When you've achieved the level of fame of a Madonna, Monroe or Hall, priorities change. Anonymity may be impossible but retreat is achievable. A man with no media currency, average aesthetic appeal and, yes, filthy lucre, is the blueprint for a happy union. "Looks and fame aren't everything," says Elle deputy editor Rachel Loos. "It must be wonderful to have someone who can shield you from public scrutiny and take you out of that pressurised media industry."

Younger women are following suit. Kate Moss's liaison with Johnny Depp led to a front-page expose in The National Enquirer and rehabilitation in The Priory - expect her next beau to be far less famous. Naomi Campbell told August Elle, "I learnt from all my mistakes. They've been very public mistakes." After affairs with Mike Tyson, Robert de Niro and Joaqun Cortes, she is currently dating Italian racing car magnate Flavio Briatore. Who? Precisely.

In other words, Nineties celebs have learnt the law of the jungle. Elton John's boyfriend David Furnish does edge into the limelight (in white Versace and diamonds). But the trend in celebrity coupling is moving towards a more modest profile. When Kate Winslet married unknown film director Jim Threapleton, she declared, "Life is more important than work". She is deeply protective of her "ordinary" home life. The message is reassuringly pedestrian.

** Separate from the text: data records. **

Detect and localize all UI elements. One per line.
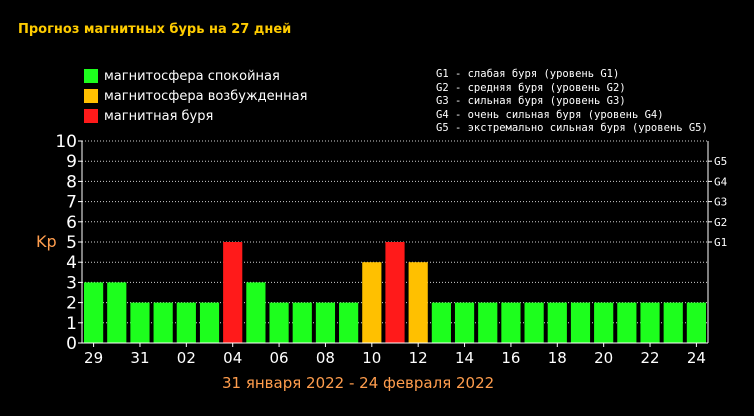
kp-bar (594, 302, 614, 343)
kp-bar (84, 282, 104, 343)
x-tick-label: 31 (130, 349, 149, 367)
kp-bar (686, 302, 706, 343)
g-tick-label: G2 (714, 216, 727, 229)
kp-bar (107, 282, 127, 343)
y-tick-label: 9 (66, 152, 77, 172)
y-tick-label: 3 (66, 273, 77, 293)
kp-bar (408, 262, 428, 343)
x-tick-label: 02 (177, 349, 196, 367)
x-tick-label: 14 (455, 349, 474, 367)
x-tick-label: 22 (640, 349, 659, 367)
kp-bar (176, 302, 196, 343)
kp-bar (385, 242, 405, 343)
kp-bar (501, 302, 521, 343)
kp-bar (362, 262, 382, 343)
y-tick-label: 6 (66, 213, 77, 233)
kp-bar (640, 302, 660, 343)
kp-bar (292, 302, 312, 343)
kp-bar (246, 282, 266, 343)
x-tick-label: 04 (223, 349, 242, 367)
x-tick-label: 24 (687, 349, 706, 367)
kp-bar (315, 302, 336, 343)
x-tick-label: 12 (409, 349, 428, 367)
legend-swatch-calm (84, 69, 98, 83)
g-tick-label: G3 (714, 196, 727, 209)
g-tick-label: G4 (714, 175, 728, 188)
y-tick-label: 4 (66, 253, 77, 273)
chart-title: Прогноз магнитных бурь на 27 дней (18, 22, 292, 37)
g-legend-g3: G3 - сильная буря (уровень G3) (436, 95, 626, 107)
x-tick-label: 08 (316, 349, 335, 367)
y-tick-label: 0 (66, 334, 77, 354)
kp-bar (339, 302, 359, 343)
g-legend-g2: G2 - средняя буря (уровень G2) (436, 81, 626, 94)
kp-bar (431, 302, 451, 343)
kp-bar (454, 302, 475, 343)
y-tick-label: 10 (55, 132, 77, 152)
legend-label-excited: магнитосфера возбужденная (104, 88, 308, 104)
y-axis-label: Kp (36, 232, 57, 251)
kp-bar (570, 302, 591, 343)
x-tick-label: 16 (501, 349, 520, 367)
x-tick-label: 18 (548, 349, 567, 367)
kp-bar (130, 302, 150, 343)
kp-bar (663, 302, 683, 343)
legend-swatch-excited (84, 89, 98, 103)
legend-item-calm: магнитосфера спокойная (84, 66, 307, 86)
g-legend-g4: G4 - очень сильная буря (уровень G4) (436, 108, 664, 121)
level-legend: магнитосфера спокойная магнитосфера возб… (84, 66, 307, 126)
kp-bar (524, 302, 544, 343)
x-tick-label: 10 (362, 349, 381, 367)
legend-label-calm: магнитосфера спокойная (104, 68, 280, 84)
y-tick-label: 2 (66, 294, 77, 314)
kp-bar (269, 302, 289, 343)
kp-bar (617, 302, 637, 343)
y-tick-label: 5 (66, 233, 77, 253)
x-tick-label: 29 (84, 349, 103, 367)
kp-bar (199, 302, 220, 343)
legend-label-storm: магнитная буря (104, 108, 214, 124)
g-legend-g5: G5 - экстремально сильная буря (уровень … (436, 122, 708, 134)
y-tick-label: 7 (66, 193, 77, 213)
g-tick-label: G1 (714, 236, 727, 249)
kp-bar (478, 302, 498, 343)
legend-swatch-storm (84, 109, 98, 123)
kp-bar (223, 242, 243, 343)
g-tick-label: G5 (714, 155, 727, 168)
legend-item-storm: магнитная буря (84, 106, 307, 126)
kp-bar (547, 302, 567, 343)
g-scale-legend: G1 - слабая буря (уровень G1) G2 - средн… (436, 68, 708, 136)
y-tick-label: 1 (66, 314, 77, 334)
x-tick-label: 20 (594, 349, 613, 367)
x-tick-label: 06 (270, 349, 289, 367)
y-tick-label: 8 (66, 172, 77, 192)
kp-bar (153, 302, 173, 343)
period-label: 31 января 2022 - 24 февраля 2022 (222, 374, 495, 392)
legend-item-excited: магнитосфера возбужденная (84, 86, 307, 106)
g-legend-g1: G1 - слабая буря (уровень G1) (436, 68, 620, 80)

It would be disingenuous to suggest that Jerry Hall aspires to a life less ordinary. She was born with glamour in her genes. Hall told Harper's Bazaar this month, "I want companionship again, cuddling. Everybody wants a friend." She also wants the lifestyle she has grown accustomed to, plus the ring of steel Allen's billions can secure around her. What she doesn't want is the experience of picking up a paper to find her husband's bedded another supermodel half her age. With Paul Allen she's unlikely to get it.